Path Planning and Bending Behaviors of 3D Printed Continuous Carbon Fiber Reinforced Polymer Honeycomb Structures

Abstract

Continuous fiber reinforced polymer composites are widely used in load-bearing components and energy absorbers owing to their high specific strength and high specific modulus. The path planning of continuous fiber is closely related to its structural defects and mechanical properties. In this work, continuous fiber reinforced polymer honeycomb structures (CFRPHSs) with different printing paths were designed and fabricated via the fused deposition modeling (FDM) technique. The investigation of fiber dislocation at path corners was utilized to analyze the structural defects of nodes caused by printing paths.
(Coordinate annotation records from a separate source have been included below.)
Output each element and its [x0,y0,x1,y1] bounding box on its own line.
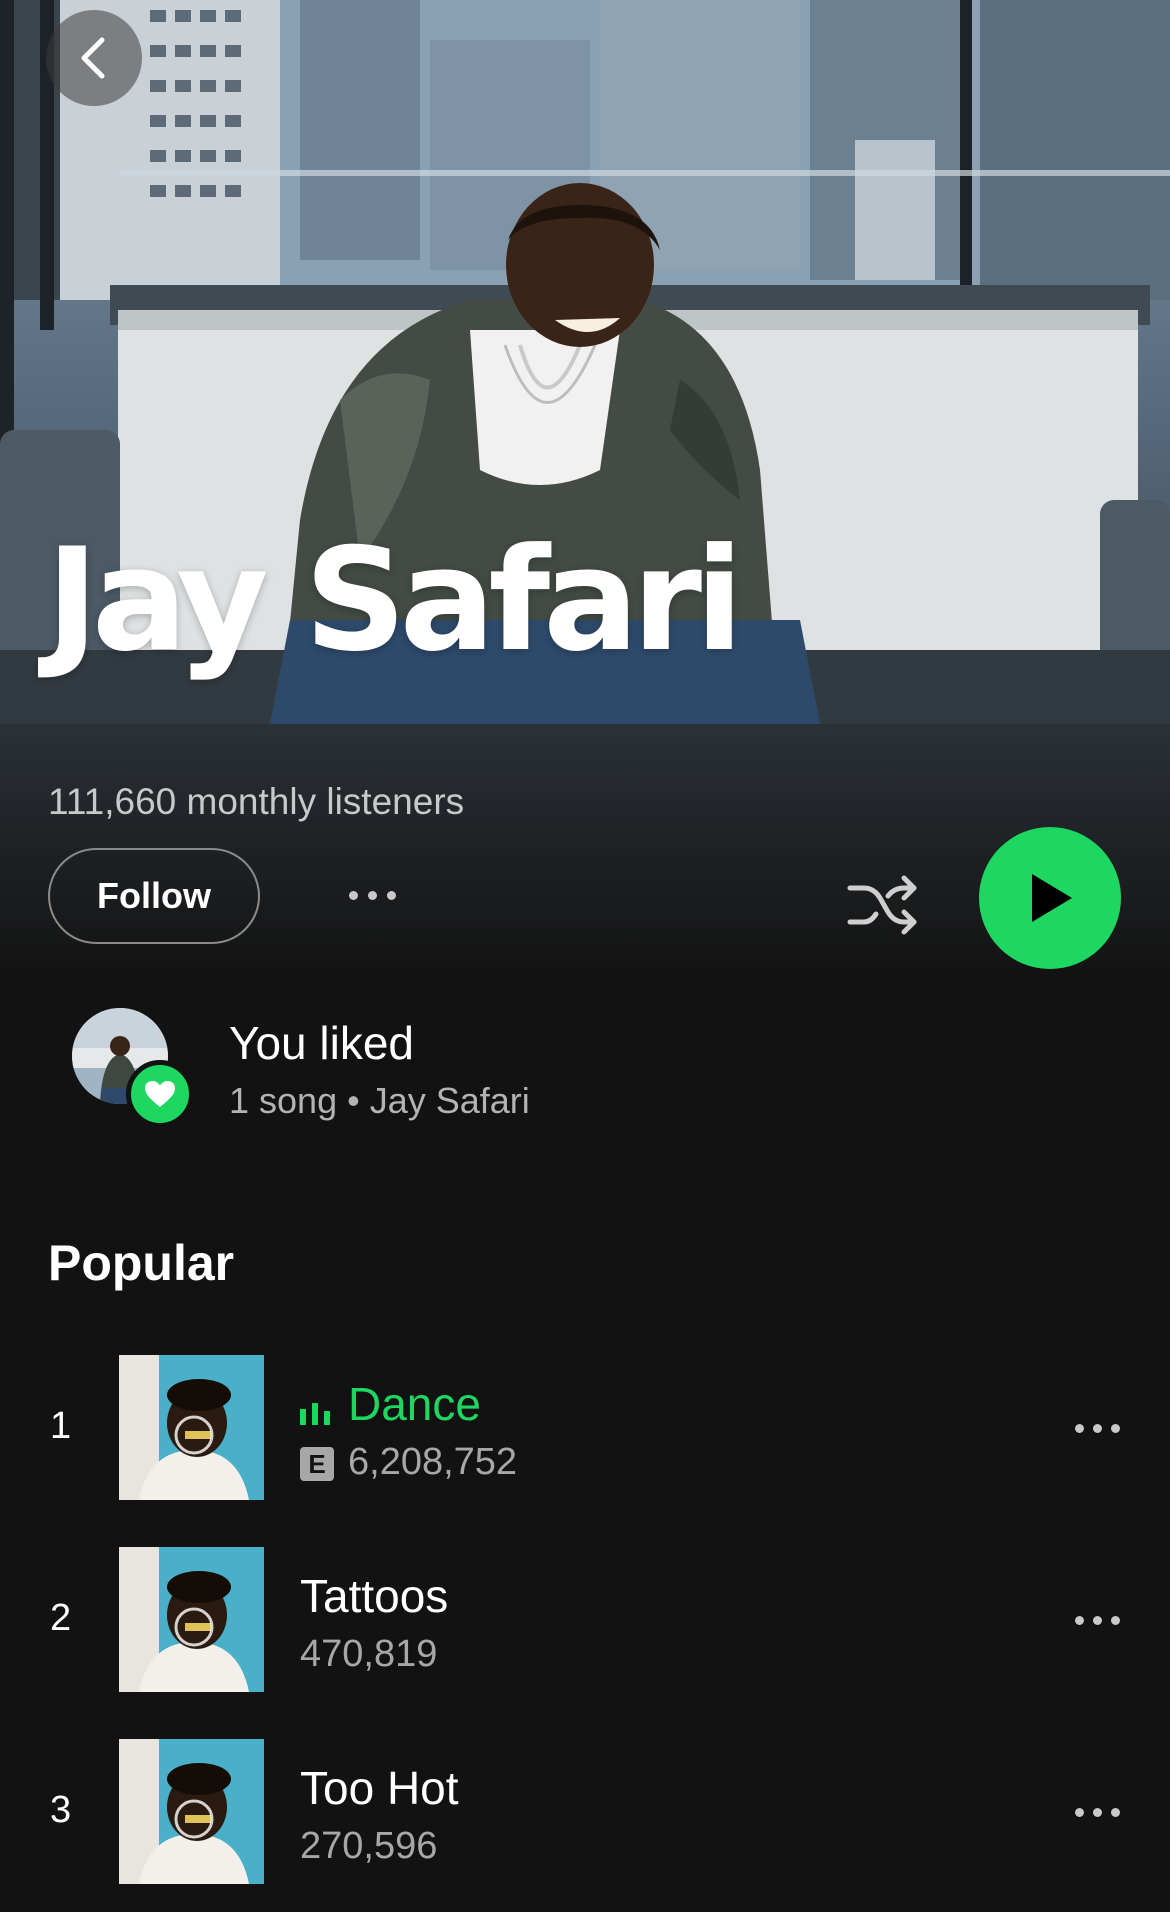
more-horizontal-icon [1074,1615,1120,1625]
monthly-listeners: 111,660 monthly listeners [48,781,465,822]
liked-title: You liked [229,1017,415,1069]
play-icon [1032,874,1072,922]
track-more-button[interactable] [1066,1597,1128,1643]
artist-actions-bar: 111,660 monthly listeners Follow [0,724,1170,969]
shuffle-button[interactable] [840,862,924,946]
track-title: Tattoos [300,1570,449,1622]
shuffle-icon [847,875,917,935]
more-options-button[interactable] [340,870,404,920]
play-button[interactable] [979,827,1121,969]
heart-icon [126,1060,194,1128]
popular-heading: Popular [48,1235,235,1291]
more-horizontal-icon [1074,1807,1120,1817]
track-more-button[interactable] [1066,1789,1128,1835]
track-number: 3 [50,1789,72,1831]
artist-hero: Jay Safari [0,0,1170,724]
chevron-left-icon [81,37,105,79]
artist-name: Jay Safari [46,518,744,683]
more-horizontal-icon [348,890,396,900]
track-artwork [119,1739,264,1884]
now-playing-icon [300,1403,330,1425]
track-more-button[interactable] [1066,1405,1128,1451]
liked-songs-row[interactable]: You liked 1 song • Jay Safari [0,1000,1170,1150]
track-number: 2 [50,1597,72,1639]
track-plays: 270,596 [300,1825,438,1867]
track-artwork [119,1355,264,1500]
back-button[interactable] [46,10,142,106]
track-row[interactable]: 1 Dance E 6,208,752 [0,1355,1170,1501]
follow-button[interactable]: Follow [48,848,260,944]
more-horizontal-icon [1074,1423,1120,1433]
explicit-badge: E [300,1447,334,1481]
liked-subtitle: 1 song • Jay Safari [229,1080,530,1121]
track-artwork [119,1547,264,1692]
track-row[interactable]: 3 Too Hot 270,596 [0,1739,1170,1885]
track-number: 1 [50,1405,72,1447]
track-plays: 6,208,752 [348,1441,518,1483]
track-plays: 470,819 [300,1633,438,1675]
track-title: Too Hot [300,1762,459,1814]
track-title: Dance [348,1378,481,1430]
track-row[interactable]: 2 Tattoos 470,819 [0,1547,1170,1693]
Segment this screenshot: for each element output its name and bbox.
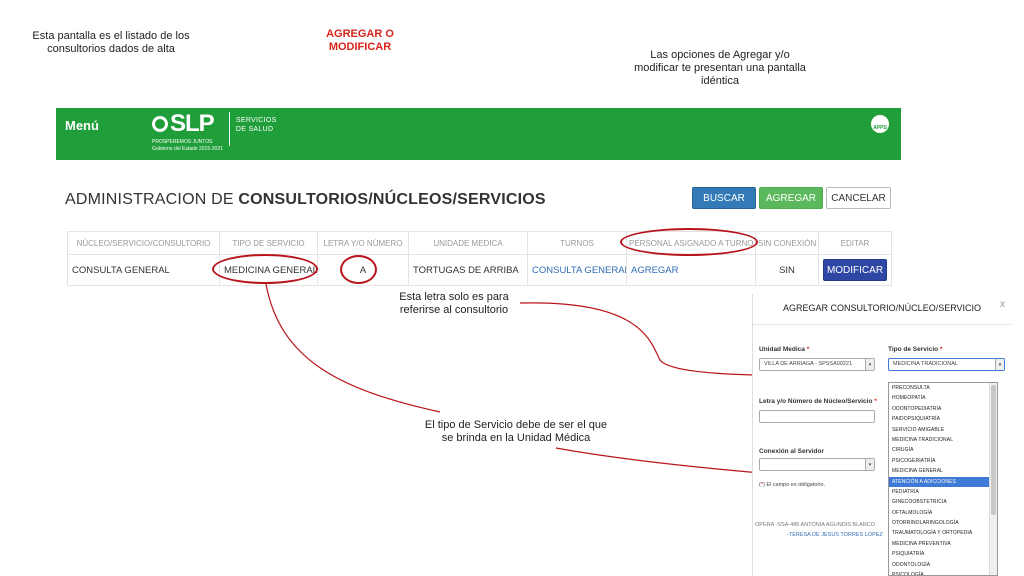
required-mark: *	[874, 398, 877, 405]
unidad-medica-select[interactable]: VILLA DE ARRIAGA - SPSSA00221 ▾	[759, 358, 875, 371]
letra-numero-label: Letra y/o Número de Núcleo/Servicio *	[759, 398, 877, 405]
tipo-servicio-label: Tipo de Servicio *	[888, 346, 942, 353]
dropdown-option[interactable]: TRAUMATOLOGÍA Y ORTOPEDIA	[889, 528, 997, 538]
unidad-medica-label-text: Unidad Medica	[759, 346, 805, 353]
required-note: (*) El campo es obligatorio.	[759, 482, 826, 488]
tipo-servicio-label-text: Tipo de Servicio	[888, 346, 939, 353]
dropdown-option[interactable]: PAIDOPSIQUIATRÍA	[889, 414, 997, 424]
dropdown-option[interactable]: PSIQUIATRÍA	[889, 549, 997, 559]
letra-numero-input[interactable]	[759, 410, 875, 423]
dropdown-option[interactable]: PSICOGERIATRÍA	[889, 456, 997, 466]
add-consultorio-modal: AGREGAR CONSULTORIO/NÚCLEO/SERVICIO x Un…	[752, 294, 1011, 576]
dropdown-option[interactable]: PSICOLOGÍA	[889, 570, 997, 575]
dropdown-option[interactable]: ATENCIÓN A ADICCIONES	[889, 476, 997, 487]
dropdown-scrollbar[interactable]	[989, 383, 997, 575]
dropdown-option[interactable]: OTORRINOLARINGOLOGÍA	[889, 518, 997, 528]
unidad-medica-value: VILLA DE ARRIAGA - SPSSA00221	[764, 361, 853, 367]
dropdown-option[interactable]: HOMEOPATÍA	[889, 393, 997, 403]
chevron-down-icon: ▾	[865, 359, 874, 370]
chevron-down-icon: ▾	[865, 459, 874, 470]
required-mark: *	[760, 482, 763, 488]
tipo-servicio-value: MEDICINA TRADICIONAL	[893, 361, 958, 367]
dropdown-option[interactable]: MEDICINA GENERAL	[889, 466, 997, 476]
tipo-servicio-select[interactable]: MEDICINA TRADICIONAL ▾	[888, 358, 1005, 371]
background-row-1: OPERA -SSA-486 ANTONIA AGUNDIS BLANCO	[755, 522, 876, 528]
required-mark: *	[939, 346, 943, 353]
note-service-type: El tipo de Servicio debe de ser el que s…	[424, 419, 608, 444]
unidad-medica-label: Unidad Medica *	[759, 346, 809, 353]
required-mark: *	[806, 346, 810, 353]
dropdown-option[interactable]: SERVICIO AMIGABLE	[889, 425, 997, 435]
dropdown-option[interactable]: PEDIATRÍA	[889, 487, 997, 497]
required-note-text: El campo es obligatorio.	[764, 482, 826, 488]
note-letter: Esta letra solo es para referirse al con…	[399, 291, 509, 316]
conexion-servidor-label: Conexión al Servidor	[759, 448, 825, 455]
modal-header-divider	[753, 324, 1011, 325]
conexion-servidor-select[interactable]: ▾	[759, 458, 875, 471]
chevron-down-icon: ▾	[995, 359, 1004, 370]
dropdown-option[interactable]: OFTALMOLOGÍA	[889, 508, 997, 518]
dropdown-option[interactable]: ODONTOPEDIATRÍA	[889, 404, 997, 414]
dropdown-option[interactable]: PRECONSULTA	[889, 383, 997, 393]
tipo-servicio-dropdown-list[interactable]: PRECONSULTA HOMEOPATÍA ODONTOPEDIATRÍA PAID…	[888, 382, 998, 576]
background-row-2: -TERESA DE JESUS TORRES LOPEZ	[787, 532, 883, 538]
letra-numero-label-text: Letra y/o Número de Núcleo/Servicio	[759, 398, 873, 405]
dropdown-scroll-thumb[interactable]	[991, 385, 996, 515]
dropdown-option[interactable]: MEDICINA PREVENTIVA	[889, 539, 997, 549]
modal-title: AGREGAR CONSULTORIO/NÚCLEO/SERVICIO	[783, 303, 982, 313]
dropdown-option[interactable]: ODONTOLOGÍA	[889, 560, 997, 570]
dropdown-option[interactable]: GINECOOBSTETRICIA	[889, 497, 997, 507]
modal-close-button[interactable]: x	[1000, 299, 1005, 310]
dropdown-option[interactable]: MEDICINA TRADICIONAL	[889, 435, 997, 445]
dropdown-option[interactable]: CIRUGÍA	[889, 445, 997, 455]
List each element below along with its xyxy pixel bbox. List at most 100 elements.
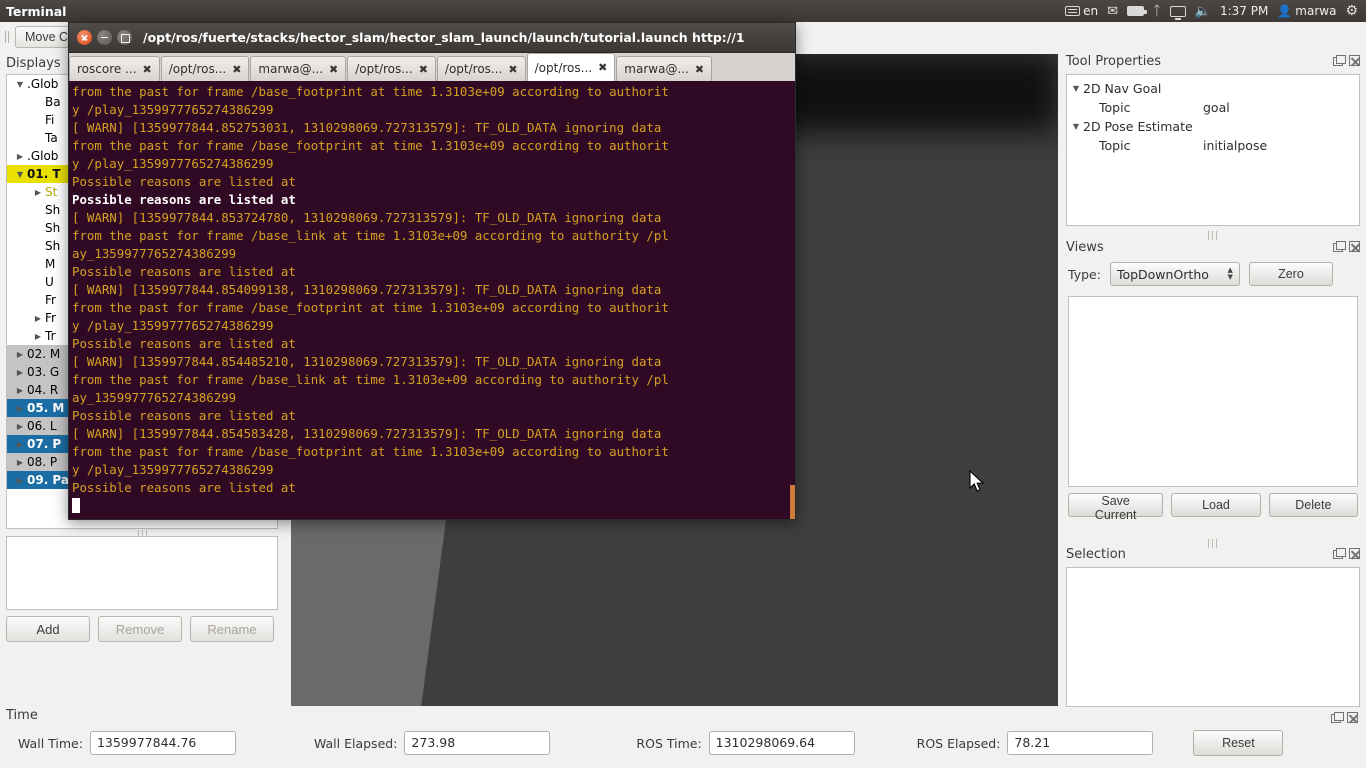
terminal-scrollbar[interactable] [790,81,795,519]
chevron-right-icon[interactable]: ▶ [13,152,27,161]
chevron-down-icon[interactable]: ▼ [1069,122,1083,131]
float-icon[interactable] [1331,712,1344,723]
terminal-line: [ WARN] [1359977844.854485210, 131029806… [72,354,662,369]
wall-time-input[interactable]: 1359977844.76 [89,731,236,755]
float-icon[interactable] [1333,241,1346,252]
volume-indicator[interactable]: 🔈 [1195,5,1211,18]
time-dock-title: Time [6,708,38,723]
close-icon[interactable] [1349,548,1360,559]
terminal-tab[interactable]: /opt/ros... ✖ [160,56,250,81]
right-dock-column: Tool Properties ▼ 2D Nav Goal Topic goal ▼ 2D… [1060,54,1366,707]
tool-property-group[interactable]: ▼ 2D Nav Goal [1069,79,1357,98]
window-minimize-icon[interactable] [97,30,112,45]
terminal-tab[interactable]: /opt/ros... ✖ [526,53,616,81]
session-indicator[interactable]: 👤 marwa [1277,5,1336,17]
selection-box[interactable] [1066,567,1360,707]
terminal-window[interactable]: /opt/ros/fuerte/stacks/hector_slam/hecto… [68,22,796,520]
terminal-line: Possible reasons are listed at [72,480,296,495]
tab-close-icon[interactable]: ✖ [598,61,607,74]
terminal-line: Possible reasons are listed at [72,336,296,351]
tab-close-icon[interactable]: ✖ [695,63,704,76]
tab-close-icon[interactable]: ✖ [508,63,517,76]
chevron-down-icon[interactable]: ▼ [1069,84,1083,93]
terminal-line: from the past for frame /base_link at ti… [72,228,669,243]
chevron-right-icon[interactable]: ▶ [13,440,27,449]
system-tray: en ✉ ᛏ 🔈 1:37 PM 👤 marwa ⚙ [1065,4,1366,20]
terminal-tab-bar[interactable]: roscore ... ✖/opt/ros... ✖ marwa@... ✖/opt/r… [69,53,795,81]
chevron-right-icon[interactable]: ▶ [13,404,27,413]
views-load-button[interactable]: Load [1171,493,1261,517]
chevron-right-icon[interactable]: ▶ [13,422,27,431]
tool-property-value[interactable]: goal [1203,100,1230,115]
mail-indicator[interactable]: ✉ [1107,5,1118,18]
chevron-right-icon[interactable]: ▶ [13,350,27,359]
tab-close-icon[interactable]: ✖ [143,63,152,76]
scrollbar-thumb[interactable] [790,485,795,519]
keyboard-layout-label: en [1083,4,1099,18]
tool-property-row[interactable]: Topic initialpose [1069,136,1357,155]
float-icon[interactable] [1333,55,1346,66]
terminal-titlebar[interactable]: /opt/ros/fuerte/stacks/hector_slam/hecto… [69,23,795,53]
terminal-tab[interactable]: marwa@... ✖ [250,56,347,81]
display-tree-label: U [45,275,54,289]
tab-close-icon[interactable]: ✖ [419,63,428,76]
remove-display-button[interactable]: Remove [98,616,182,642]
terminal-line: from the past for frame /base_footprint … [72,444,669,459]
ros-elapsed-input[interactable]: 78.21 [1007,731,1154,755]
wall-elapsed-input[interactable]: 273.98 [404,731,551,755]
chevron-right-icon[interactable]: ▶ [31,332,45,341]
bluetooth-icon: ᛏ [1152,3,1161,19]
tab-close-icon[interactable]: ✖ [329,63,338,76]
views-splitter[interactable]: ||| [1060,539,1366,549]
float-icon[interactable] [1333,548,1346,559]
power-indicator[interactable]: ⚙ [1345,4,1358,18]
chevron-right-icon[interactable]: ▶ [31,314,45,323]
terminal-tab[interactable]: marwa@... ✖ [616,56,713,81]
clock-indicator[interactable]: 1:37 PM [1220,5,1268,17]
views-list-box[interactable] [1068,296,1358,487]
tool-property-group[interactable]: ▼ 2D Pose Estimate [1069,117,1357,136]
chevron-down-icon[interactable]: ▼ [13,170,27,179]
close-icon[interactable] [1349,241,1360,252]
tool-property-row[interactable]: Topic goal [1069,98,1357,117]
terminal-tab[interactable]: /opt/ros... ✖ [436,56,526,81]
tool-properties-splitter[interactable]: ||| [1060,231,1366,241]
display-properties-panel[interactable] [6,536,278,610]
terminal-output[interactable]: from the past for frame /base_footprint … [69,81,795,519]
rename-display-button[interactable]: Rename [190,616,274,642]
chevron-right-icon[interactable]: ▶ [13,476,27,485]
tool-properties-box[interactable]: ▼ 2D Nav Goal Topic goal ▼ 2D Pose Estimate To… [1066,74,1360,226]
views-zero-button[interactable]: Zero [1248,262,1333,286]
gear-power-icon: ⚙ [1345,3,1358,19]
bluetooth-indicator[interactable]: ᛏ [1153,5,1161,18]
terminal-tab[interactable]: roscore ... ✖ [69,56,160,81]
ros-time-input[interactable]: 1310298069.64 [708,731,855,755]
chevron-right-icon[interactable]: ▶ [13,386,27,395]
terminal-tab[interactable]: /opt/ros... ✖ [347,56,436,81]
display-tree-label: 01. T [27,167,61,181]
views-delete-button[interactable]: Delete [1268,493,1359,517]
toolbar-drag-handle[interactable] [2,27,12,47]
close-icon[interactable] [1347,712,1358,723]
add-display-button[interactable]: Add [6,616,90,642]
chevron-right-icon[interactable]: ▶ [13,458,27,467]
window-maximize-icon[interactable] [117,30,132,45]
keyboard-layout-indicator[interactable]: en [1065,5,1098,17]
chevron-right-icon[interactable]: ▶ [31,188,45,197]
terminal-tab-label: marwa@... [624,62,689,76]
display-tree-label: 02. M [27,347,61,361]
tab-close-icon[interactable]: ✖ [232,63,241,76]
battery-indicator[interactable] [1126,6,1147,16]
chevron-right-icon[interactable]: ▶ [13,368,27,377]
time-reset-button[interactable]: Reset [1193,730,1284,756]
views-type-select[interactable]: TopDownOrtho ▲ ▼ [1109,262,1240,286]
display-indicator[interactable] [1169,5,1186,20]
views-type-label: Type: [1068,266,1101,282]
close-icon[interactable] [1349,55,1360,66]
chevron-updown-icon: ▲ ▼ [1227,266,1233,281]
terminal-cursor-line [72,497,795,515]
views-save-current-button[interactable]: Save Current [1068,493,1164,522]
window-close-icon[interactable] [77,30,92,45]
chevron-down-icon[interactable]: ▼ [13,80,27,89]
tool-property-value[interactable]: initialpose [1203,138,1267,153]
The lower stiffness nodes filled with pure polymer due to fiber dislocation result in uneven stiffness distribution. The bending performance and deformation modes of CFRPHSs with different printing paths and corresponding pure polymer honeycomb structures were investigated by three-point bending tests. The results showed that the enhancement effect of continuous fibers on the bending performance of honeycomb structures was significantly affected by the printing paths. The CFRPHSs with a staggered trapezoidal path exhibited the highest specific load capacity (68.33 ± 2.25 N/g) and flexural stiffness (627.70 ± 38.78 N/mm). In addition, the fiber distributions and structural defects caused by the printing paths determine the stiffness distribution of the loading region, thereby affecting the stress distribution and failure modes of CFRPHSs.